By Christopher Phillips, Middle East Eye, 13 April 2018
At first, it appeared straightforward for Donald Trump. After President Bashar al-Assad reportedly used chemical weapons against civilians in the besieged Damascus suburb of Douma, Trump belligerently stated the next day that he would respond within 48 hours.
Having launched a Tomahawk missile strike on a Syrian airbase the last time he believed Assad had used chemical weapons in April 2017, many expected further military strikes, especially after the US president tweeted on Wednesday to “Get ready Russia, because they will be coming.”
The question of evidence
Yet the 48-hour deadline came and passed. Despite consultations with the leaders of Britain and France, Trump appeared to roll back on Thursday, tweeting: “Never said when an attack on Syria would take place. Could be very soon or not so soon at all!” Defense Secretary James Mattis, meanwhile, appealed for more time and warned of the situation, “escalating out of control”.
The Trump administration, it would seem, has discovered the reality that the Syria situation is far from straightforward and faces a dilemma on how to proceed.
Firstly, there is the question of evidence. French President Emmanuel Macron has said he has proof Assad was behind the attack, but the US says it is still gathering evidence. While there is some nervousness in Western capitals over launching military action without sufficient grounds following the 2003 Iraq debacle, in this instance the search for evidence is more likely a stalling tactic.
In April 2017, Trump launched the Tomahawk strike within 72 hours of the alleged attack, long before there was definitive proof that Assad was responsible.
Given his response a year ago, and his recent tweet in which he described Assad as an “animal,” Trump clearly believes the Syrian president is willing and able to launch chemical attacks, and hasn’t felt the need to wait for conclusive evidence in the past.
If conclusive evidence isn’t really the obstacle, what is? One dilemma is what any missile strike would achieve. Despite pleading from Syrian oppositionists and their supporters, Trump and Western leaders in general have shown little real interest in protecting civilians in Syria – who have been killed far more by conventional weapons than chemical ones – nor in trying to shift the balance of power to help end the war.
Any assault is therefore being proposed primarily to protect the international norm against using chemical weapons and deterring Assad from doing so again. But how to do this?

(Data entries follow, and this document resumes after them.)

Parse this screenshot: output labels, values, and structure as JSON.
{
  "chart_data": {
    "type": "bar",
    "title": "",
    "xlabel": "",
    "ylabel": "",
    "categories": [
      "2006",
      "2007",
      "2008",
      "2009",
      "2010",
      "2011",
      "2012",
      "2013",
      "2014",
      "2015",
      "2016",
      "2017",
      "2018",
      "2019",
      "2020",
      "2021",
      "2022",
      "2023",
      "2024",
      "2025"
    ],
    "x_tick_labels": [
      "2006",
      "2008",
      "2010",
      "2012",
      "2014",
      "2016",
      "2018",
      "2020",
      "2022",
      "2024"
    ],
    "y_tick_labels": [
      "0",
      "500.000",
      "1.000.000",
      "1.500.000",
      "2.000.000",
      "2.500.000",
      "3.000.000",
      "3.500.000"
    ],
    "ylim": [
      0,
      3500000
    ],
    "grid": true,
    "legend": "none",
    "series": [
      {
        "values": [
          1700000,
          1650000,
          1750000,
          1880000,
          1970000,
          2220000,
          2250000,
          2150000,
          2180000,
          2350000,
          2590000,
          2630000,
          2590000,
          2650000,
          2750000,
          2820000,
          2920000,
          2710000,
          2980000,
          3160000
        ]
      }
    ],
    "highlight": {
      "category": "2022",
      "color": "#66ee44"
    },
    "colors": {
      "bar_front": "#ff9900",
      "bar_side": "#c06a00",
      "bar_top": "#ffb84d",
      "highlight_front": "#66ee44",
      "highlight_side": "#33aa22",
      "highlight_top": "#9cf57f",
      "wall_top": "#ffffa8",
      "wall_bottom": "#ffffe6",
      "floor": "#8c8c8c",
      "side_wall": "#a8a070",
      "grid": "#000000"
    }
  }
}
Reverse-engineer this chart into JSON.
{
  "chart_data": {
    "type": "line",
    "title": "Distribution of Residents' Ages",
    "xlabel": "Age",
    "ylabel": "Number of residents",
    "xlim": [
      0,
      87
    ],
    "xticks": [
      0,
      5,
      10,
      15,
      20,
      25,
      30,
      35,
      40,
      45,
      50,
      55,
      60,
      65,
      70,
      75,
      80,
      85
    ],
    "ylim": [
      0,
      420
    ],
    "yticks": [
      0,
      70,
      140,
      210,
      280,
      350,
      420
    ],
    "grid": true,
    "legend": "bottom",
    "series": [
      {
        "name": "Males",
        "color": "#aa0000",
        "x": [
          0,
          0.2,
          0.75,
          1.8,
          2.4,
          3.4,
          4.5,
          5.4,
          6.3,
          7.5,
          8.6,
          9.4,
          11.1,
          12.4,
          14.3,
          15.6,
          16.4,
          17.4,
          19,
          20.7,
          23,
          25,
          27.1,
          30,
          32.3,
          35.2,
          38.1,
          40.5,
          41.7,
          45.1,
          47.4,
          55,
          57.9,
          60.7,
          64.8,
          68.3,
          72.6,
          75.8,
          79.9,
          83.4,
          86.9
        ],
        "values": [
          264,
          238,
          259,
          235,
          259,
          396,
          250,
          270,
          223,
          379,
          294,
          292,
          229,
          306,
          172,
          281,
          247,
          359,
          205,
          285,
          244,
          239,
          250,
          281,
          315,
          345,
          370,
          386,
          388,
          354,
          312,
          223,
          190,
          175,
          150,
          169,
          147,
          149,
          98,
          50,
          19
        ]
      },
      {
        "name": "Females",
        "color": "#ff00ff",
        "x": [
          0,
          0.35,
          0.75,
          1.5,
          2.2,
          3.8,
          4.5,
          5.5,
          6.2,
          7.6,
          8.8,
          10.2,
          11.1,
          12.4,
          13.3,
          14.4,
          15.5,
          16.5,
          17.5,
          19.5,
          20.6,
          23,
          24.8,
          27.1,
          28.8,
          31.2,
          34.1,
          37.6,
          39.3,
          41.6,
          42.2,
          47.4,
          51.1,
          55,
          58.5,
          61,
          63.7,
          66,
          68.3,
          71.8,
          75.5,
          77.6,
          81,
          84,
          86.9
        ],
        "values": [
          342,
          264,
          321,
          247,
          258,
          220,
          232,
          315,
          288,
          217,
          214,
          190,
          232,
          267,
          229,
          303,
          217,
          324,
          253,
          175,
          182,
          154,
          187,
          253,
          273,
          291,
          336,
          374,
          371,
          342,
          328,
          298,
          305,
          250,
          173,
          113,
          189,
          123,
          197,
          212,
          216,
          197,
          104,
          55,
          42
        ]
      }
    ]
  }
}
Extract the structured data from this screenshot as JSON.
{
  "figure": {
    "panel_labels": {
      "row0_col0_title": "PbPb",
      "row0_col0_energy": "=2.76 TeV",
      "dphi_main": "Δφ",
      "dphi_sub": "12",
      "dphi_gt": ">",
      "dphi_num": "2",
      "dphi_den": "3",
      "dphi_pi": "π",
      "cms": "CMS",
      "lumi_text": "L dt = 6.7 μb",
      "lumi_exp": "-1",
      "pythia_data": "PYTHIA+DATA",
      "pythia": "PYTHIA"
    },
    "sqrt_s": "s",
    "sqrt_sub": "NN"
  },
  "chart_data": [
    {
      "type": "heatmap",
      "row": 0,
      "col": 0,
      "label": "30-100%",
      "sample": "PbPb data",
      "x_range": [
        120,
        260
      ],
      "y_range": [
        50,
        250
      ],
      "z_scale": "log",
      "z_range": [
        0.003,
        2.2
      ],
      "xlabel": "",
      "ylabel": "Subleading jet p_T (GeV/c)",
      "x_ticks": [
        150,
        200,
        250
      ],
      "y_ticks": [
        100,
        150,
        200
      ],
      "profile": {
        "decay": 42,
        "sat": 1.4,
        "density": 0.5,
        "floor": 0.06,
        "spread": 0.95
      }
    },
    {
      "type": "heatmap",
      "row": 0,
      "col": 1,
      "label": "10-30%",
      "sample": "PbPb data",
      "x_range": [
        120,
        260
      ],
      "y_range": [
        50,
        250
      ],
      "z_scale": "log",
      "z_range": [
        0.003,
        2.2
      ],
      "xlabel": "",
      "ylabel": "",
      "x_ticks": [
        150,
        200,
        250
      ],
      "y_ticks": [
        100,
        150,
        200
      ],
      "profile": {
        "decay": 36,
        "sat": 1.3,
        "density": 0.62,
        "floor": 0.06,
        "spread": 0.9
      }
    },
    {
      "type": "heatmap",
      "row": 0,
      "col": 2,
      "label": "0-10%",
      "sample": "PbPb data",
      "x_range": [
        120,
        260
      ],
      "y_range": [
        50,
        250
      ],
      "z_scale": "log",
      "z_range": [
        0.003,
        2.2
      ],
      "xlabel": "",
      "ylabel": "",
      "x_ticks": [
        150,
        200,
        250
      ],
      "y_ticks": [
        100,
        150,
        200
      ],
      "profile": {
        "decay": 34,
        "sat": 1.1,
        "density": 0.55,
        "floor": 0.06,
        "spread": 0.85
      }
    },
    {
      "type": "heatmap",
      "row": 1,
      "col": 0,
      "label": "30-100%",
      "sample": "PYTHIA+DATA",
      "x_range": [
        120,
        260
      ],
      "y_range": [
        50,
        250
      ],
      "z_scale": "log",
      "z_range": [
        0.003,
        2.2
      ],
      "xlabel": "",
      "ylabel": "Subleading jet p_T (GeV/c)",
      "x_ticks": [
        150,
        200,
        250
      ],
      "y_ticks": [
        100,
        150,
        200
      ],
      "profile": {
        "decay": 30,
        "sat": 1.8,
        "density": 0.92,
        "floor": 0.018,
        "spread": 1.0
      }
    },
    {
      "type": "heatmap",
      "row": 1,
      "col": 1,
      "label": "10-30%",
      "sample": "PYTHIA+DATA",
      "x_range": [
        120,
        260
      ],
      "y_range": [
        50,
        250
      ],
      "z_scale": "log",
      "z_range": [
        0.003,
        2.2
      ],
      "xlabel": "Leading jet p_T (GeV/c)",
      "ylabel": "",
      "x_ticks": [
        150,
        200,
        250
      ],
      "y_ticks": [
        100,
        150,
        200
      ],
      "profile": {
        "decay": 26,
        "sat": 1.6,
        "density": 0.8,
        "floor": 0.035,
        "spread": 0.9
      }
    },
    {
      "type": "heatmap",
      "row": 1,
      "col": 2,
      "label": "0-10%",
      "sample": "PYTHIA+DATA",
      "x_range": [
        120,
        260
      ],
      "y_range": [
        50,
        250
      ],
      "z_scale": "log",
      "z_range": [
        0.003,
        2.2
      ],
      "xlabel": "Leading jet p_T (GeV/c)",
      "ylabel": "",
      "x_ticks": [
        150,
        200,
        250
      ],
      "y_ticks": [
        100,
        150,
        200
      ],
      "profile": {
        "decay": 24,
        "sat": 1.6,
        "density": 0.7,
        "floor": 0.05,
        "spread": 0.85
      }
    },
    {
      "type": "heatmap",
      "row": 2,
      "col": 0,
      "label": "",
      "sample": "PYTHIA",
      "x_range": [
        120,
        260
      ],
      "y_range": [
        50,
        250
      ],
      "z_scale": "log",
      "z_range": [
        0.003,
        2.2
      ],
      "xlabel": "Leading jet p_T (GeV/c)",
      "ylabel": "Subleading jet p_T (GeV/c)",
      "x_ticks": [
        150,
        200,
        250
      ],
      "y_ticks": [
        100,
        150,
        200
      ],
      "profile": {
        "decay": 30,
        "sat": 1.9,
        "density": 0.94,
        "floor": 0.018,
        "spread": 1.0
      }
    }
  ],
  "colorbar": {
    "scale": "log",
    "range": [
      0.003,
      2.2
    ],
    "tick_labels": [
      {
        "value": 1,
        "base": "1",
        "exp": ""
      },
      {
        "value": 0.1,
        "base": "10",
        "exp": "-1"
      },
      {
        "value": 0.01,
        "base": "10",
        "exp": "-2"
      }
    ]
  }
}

Presuming Assad’s guilt, the April 2017 Tomahawk strikes did not sufficiently deter him, so whatever follows now must be greater. Some have proposed destroying Assad’s air force and suspected chemical weapon dumps.
But what if this doesn’t work? Both can be replaced and what if more chemical attacks occur? By acting now, the Trump administration knows it will be committing to acting in ever greater ways in the future if Assad calls the US bluff.
The second, greater dilemma, is how Assad’s ally, Russia would react. A Western strike on Syria will bring some cost to Moscow, compelling it to replace destroyed Syrian hardware, damaging its prestige if its air defences are easily breached, or, in the worst outcome for Trump, if Russian troops and equipment themselves are hit.
The scale of the strike will likely determine Russia’s reaction, but the White House will be aware that Russian President Vladimir Putin has shown himself far more committed than Western actors over the course of Syria’s seven-year conflict. He might react by targeting the numerous US-led bases in Kurdish-controlled Eastern Syria, in which case Washington would struggle not to respond.
This is just the kind of escalation that Mattis is concerned about. Faced with such an undesirable outcome, Trump’s wobble on whether to strike Assad in the first place becomes clearer.
A ‘sweet spot’
Thrown into this conundrum are Trump’s own personal views. He seems obsessed with avoiding the path taken by Barack Obama, appearing weak on Assad’s use of chemical weapons, hence his strike in April 2017. Assad has now openly defied him and exposed the ineffectiveness of that earlier deterrent, so his instincts could be to attack.
On the other hand, he has also expressed a desire to avoid further involvement in Syria, stating recently he wanted US troops to withdraw, and he is loath to confront Putin, both of which could occur as the result of further strikes.
Trump’s White House will probably seek out a “sweet spot”: a level of military strikes that sufficiently deters Assad without provoking a reaction from Putin. Yet finding such a delicate position may prove difficult for an administration that has shown itself thus far to be anything but.
In the meantime, the longer any strikes are delayed, the more Assad and Russia will be prepared. For them and the long-suffering Syrian people, the war continues, with or without chemical weapons. A Western strike might temporarily impact the conflict, but few believe it will be a blow that Assad and his allies can’t absorb and overcome.